My enthusiasm over this crime drama has substantially dimmed, due to the fact that it is a torturous chore to read. You can all probably tell this is true because the review of it is still not up yet (goal set: finish that before August, or so help me I will be very disappointed in myself and probably self-medicated with dairy products). It has gotten to the point where every day I read a chapter, fall down on my desk in operatically dramatic despair, and then have a fight with John as he tries to confiscate the book and burn it so he doesn't have to continually watch me reenact Isolde's death scene over a piece of literature.

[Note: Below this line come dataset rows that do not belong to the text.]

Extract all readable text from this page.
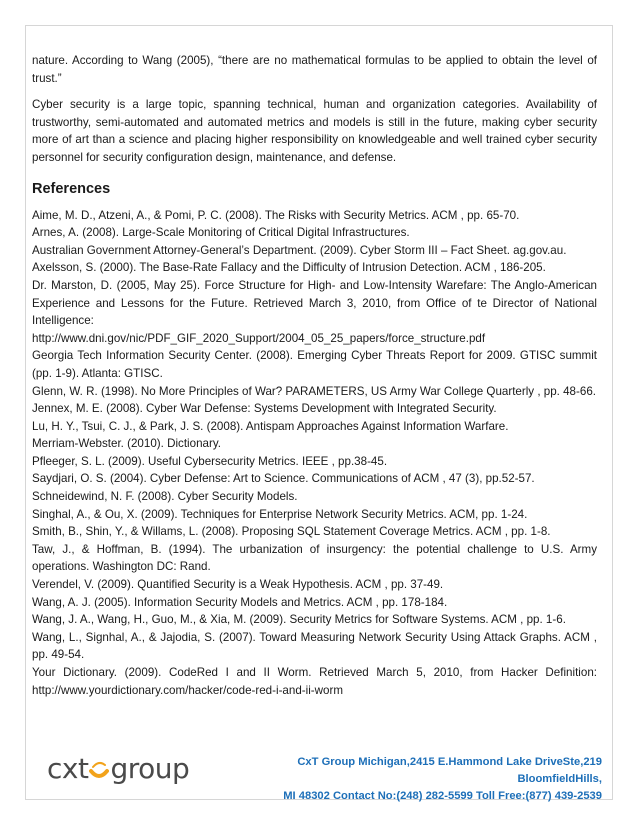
nature. According to Wang (2005), “there are no mathematical formulas to be applied to obtain the level of trust.”

Cyber security is a large topic, spanning technical, human and organization categories. Availability of trustworthy, semi-automated and automated metrics and models is still in the future, making cyber security more of art than a science and placing higher responsibility on knowledgeable and well trained cyber security personnel for security configuration design, maintenance, and defense.

References
Aime, M. D., Atzeni, A., & Pomi, P. C. (2008). The Risks with Security Metrics. ACM , pp. 65-70.
Arnes, A. (2008). Large-Scale Monitoring of Critical Digital Infrastructures.
Australian Government Attorney-General’s Department. (2009). Cyber Storm III – Fact Sheet. ag.gov.au.
Axelsson, S. (2000). The Base-Rate Fallacy and the Difficulty of Intrusion Detection. ACM , 186-205.
Dr. Marston, D. (2005, May 25). Force Structure for High- and Low-Intensity Warefare: The Anglo-American Experience and Lessons for the Future. Retrieved March 3, 2010, from Office of te Director of National Intelligence:
http://www.dni.gov/nic/PDF_GIF_2020_Support/2004_05_25_papers/force_structure.pdf
Georgia Tech Information Security Center. (2008). Emerging Cyber Threats Report for 2009. GTISC summit (pp. 1-9). Atlanta: GTISC.
Glenn, W. R. (1998). No More Principles of War? PARAMETERS, US Army War College Quarterly , pp. 48-66.
Jennex, M. E. (2008). Cyber War Defense: Systems Development with Integrated Security.
Lu, H. Y., Tsui, C. J., & Park, J. S. (2008). Antispam Approaches Against Information Warfare.
Merriam-Webster. (2010). Dictionary.
Pfleeger, S. L. (2009). Useful Cybersecurity Metrics. IEEE , pp.38-45.
Saydjari, O. S. (2004). Cyber Defense: Art to Science. Communications of ACM , 47 (3), pp.52-57.
Schneidewind, N. F. (2008). Cyber Security Models.
Singhal, A., & Ou, X. (2009). Techniques for Enterprise Network Security Metrics. ACM, pp. 1-24.
Smith, B., Shin, Y., & Willams, L. (2008). Proposing SQL Statement Coverage Metrics. ACM , pp. 1-8.
Taw, J., & Hoffman, B. (1994). The urbanization of insurgency: the potential challenge to U.S. Army operations. Washington DC: Rand.
Verendel, V. (2009). Quantified Security is a Weak Hypothesis. ACM , pp. 37-49.
Wang, A. J. (2005). Information Security Models and Metrics. ACM , pp. 178-184.
Wang, J. A., Wang, H., Guo, M., & Xia, M. (2009). Security Metrics for Software Systems. ACM , pp. 1-6.
Wang, L., Signhal, A., & Jajodia, S. (2007). Toward Measuring Network Security Using Attack Graphs. ACM , pp. 49-54.
Your Dictionary. (2009). CodeRed I and II Worm. Retrieved March 5, 2010, from Hacker Definition: http://www.yourdictionary.com/hacker/code-red-i-and-ii-worm
cxt group	CxT Group Michigan,2415 E.Hammond Lake DriveSte,219 BloomfieldHills,
MI 48302 Contact No:(248) 282-5599 Toll Free:(877) 439-2539
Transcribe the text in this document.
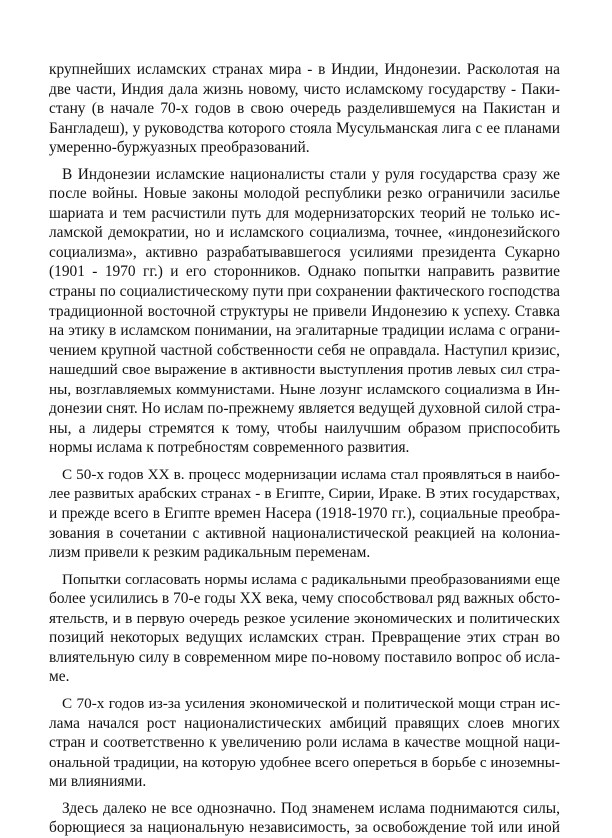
крупнейших исламских странах мира - в Индии, Индонезии. Расколотая на
две части, Индия дала жизнь новому, чисто исламскому государству - Паки-
стану (в начале 70-х годов в свою очередь разделившемуся на Пакистан и
Бангладеш), у руководства которого стояла Мусульманская лига с ее планами
умеренно-буржуазных преобразований.

В Индонезии исламские националисты стали у руля государства сразу же
после войны. Новые законы молодой республики резко ограничили засилье
шариата и тем расчистили путь для модернизаторских теорий не только ис-
ламской демократии, но и исламского социализма, точнее, «индонезийского
социализма», активно разрабатывавшегося усилиями президента Сукарно
(1901 - 1970 гг.) и его сторонников. Однако попытки направить развитие
страны по социалистическому пути при сохранении фактического господства
традиционной восточной структуры не привели Индонезию к успеху. Ставка
на этику в исламском понимании, на эгалитарные традиции ислама с ограни-
чением крупной частной собственности себя не оправдала. Наступил кризис,
нашедший свое выражение в активности выступления против левых сил стра-
ны, возглавляемых коммунистами. Ныне лозунг исламского социализма в Ин-
донезии снят. Но ислам по-прежнему является ведущей духовной силой стра-
ны, а лидеры стремятся к тому, чтобы наилучшим образом приспособить
нормы ислама к потребностям современного развития.

С 50-х годов XX в. процесс модернизации ислама стал проявляться в наибо-
лее развитых арабских странах - в Египте, Сирии, Ираке. В этих государствах,
и прежде всего в Египте времен Насера (1918-1970 гг.), социальные преобра-
зования в сочетании с активной националистической реакцией на колониа-
лизм привели к резким радикальным переменам.

Попытки согласовать нормы ислама с радикальными преобразованиями еще
более усилились в 70-е годы XX века, чему способствовал ряд важных обсто-
ятельств, и в первую очередь резкое усиление экономических и политических
позиций некоторых ведущих исламских стран. Превращение этих стран во
влиятельную силу в современном мире по-новому поставило вопрос об исла-
ме.

С 70-х годов из-за усиления экономической и политической мощи стран ис-
лама начался рост националистических амбиций правящих слоев многих
стран и соответственно к увеличению роли ислама в качестве мощной наци-
ональной традиции, на которую удобнее всего опереться в борьбе с иноземны-
ми влияниями.

Здесь далеко не все однозначно. Под знаменем ислама поднимаются силы,
борющиеся за национальную независимость, за освобождение той или иной
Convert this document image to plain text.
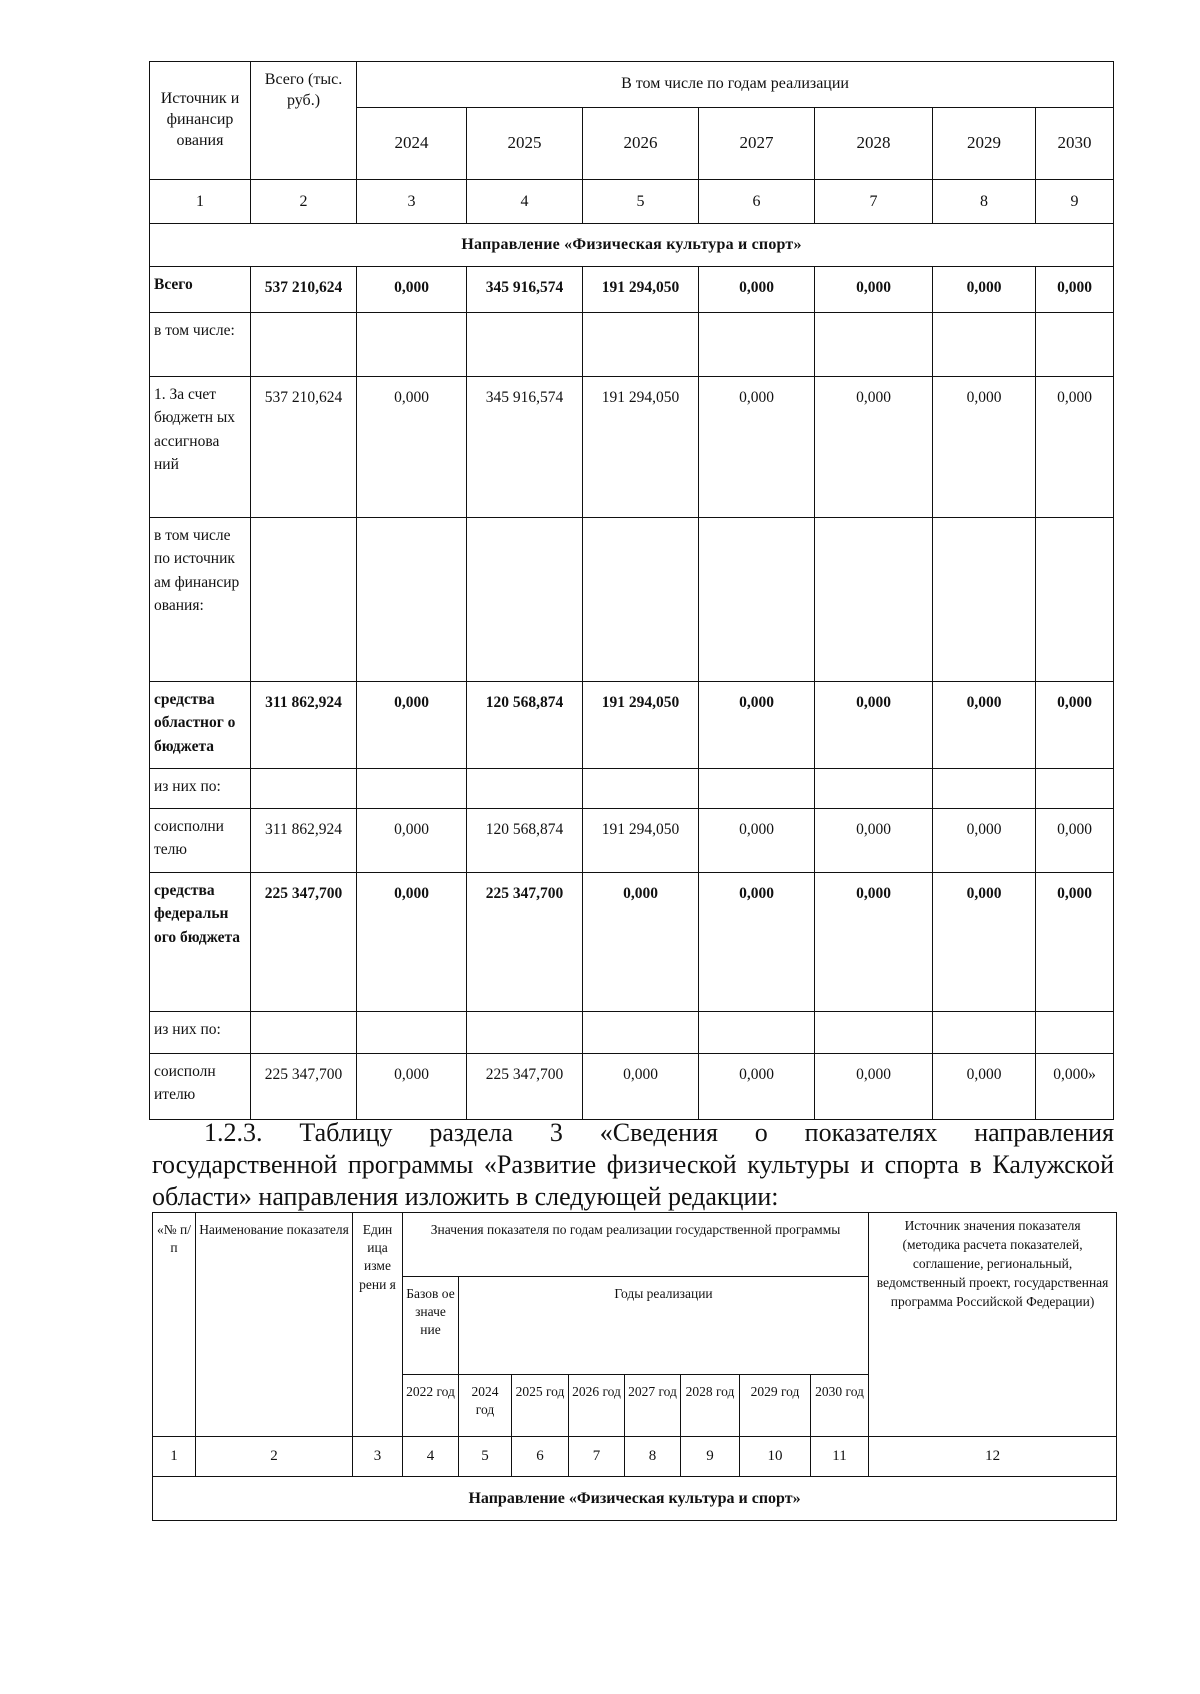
Источник и финансир ования	Всего (тыс. руб.)	В том числе по годам реализации						
		2024	2025	2026	2027	2028	2029	2030
1	2	3	4	5	6	7	8	9
Направление «Физическая культура и спорт»								
Всего	537 210,624	0,000	345 916,574	191 294,050	0,000	0,000	0,000	0,000
в том числе:								
1. За счет бюджетн ых ассигнова ний	537 210,624	0,000	345 916,574	191 294,050	0,000	0,000	0,000	0,000
в том числе по источник ам финансир ования:								
средства областног о бюджета	311 862,924	0,000	120 568,874	191 294,050	0,000	0,000	0,000	0,000
из них по:								
соисполни телю	311 862,924	0,000	120 568,874	191 294,050	0,000	0,000	0,000	0,000
средства федеральн ого бюджета	225 347,700	0,000	225 347,700	0,000	0,000	0,000	0,000	0,000
из них по:								
соисполн ителю	225 347,700	0,000	225 347,700	0,000	0,000	0,000	0,000	0,000»
1.2.3. Таблицу раздела 3 «Сведения о показателях направления
государственной программы «Развитие физической культуры и спорта в Калужской области» направления изложить в следующей редакции:
«№ п/п	Наименование показателя	Един ица изме рени я	Значения показателя по годам реализации государственной программы								Источник значения показателя (методика расчета показателей, соглашение, региональный, ведомственный проект, государственная программа Российской Федерации)
			Базов ое значе ние	Годы реализации							
			2022 год	2024 год	2025 год	2026 год	2027 год	2028 год	2029 год	2030 год	
1	2	3	4	5	6	7	8	9	10	11	12
Направление «Физическая культура и спорт»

While I will be finishing it despite these trials, I've had some interesting discussions with my erstwhile partner in Phantom readings, and he's of the opinion that if something is making it so hard to read that I'm literally grinding to a halt on the Project, I should probably stop and move on to something else. While this idea has some merit - not reading and writing < reading and writing - it also feels unfair: how can I properly review something without reading all of it? What if there are serious plot changes, style shifts or clever denouements at the end that change the entire piece's impact or tone? It seems like not finishing a piece is always selling its possibilities short, even though nine times out of ten it's probably not going to improve at the last minute.
But this is scholarship, so fairness is what I'm about. And goddammit, no book is going to beat me. I will KO this book if it thinks it wants some.
Selfishly, I want to read a review that illuminates how a book can be that bad. However, I'm just a random person on the internet, so please don't sacrifice your mental well-being for my or any other stranger's entertainment.
ReplyDeleteYou seem to be mostly internally motivated though, so if finishing this book gives you a sense of accomplishment, then by all means continue.
It's interesting; the worse the book, the more fun writing the review usually turns out to be. I'm still on track to finish it, but thanks for the encouragement!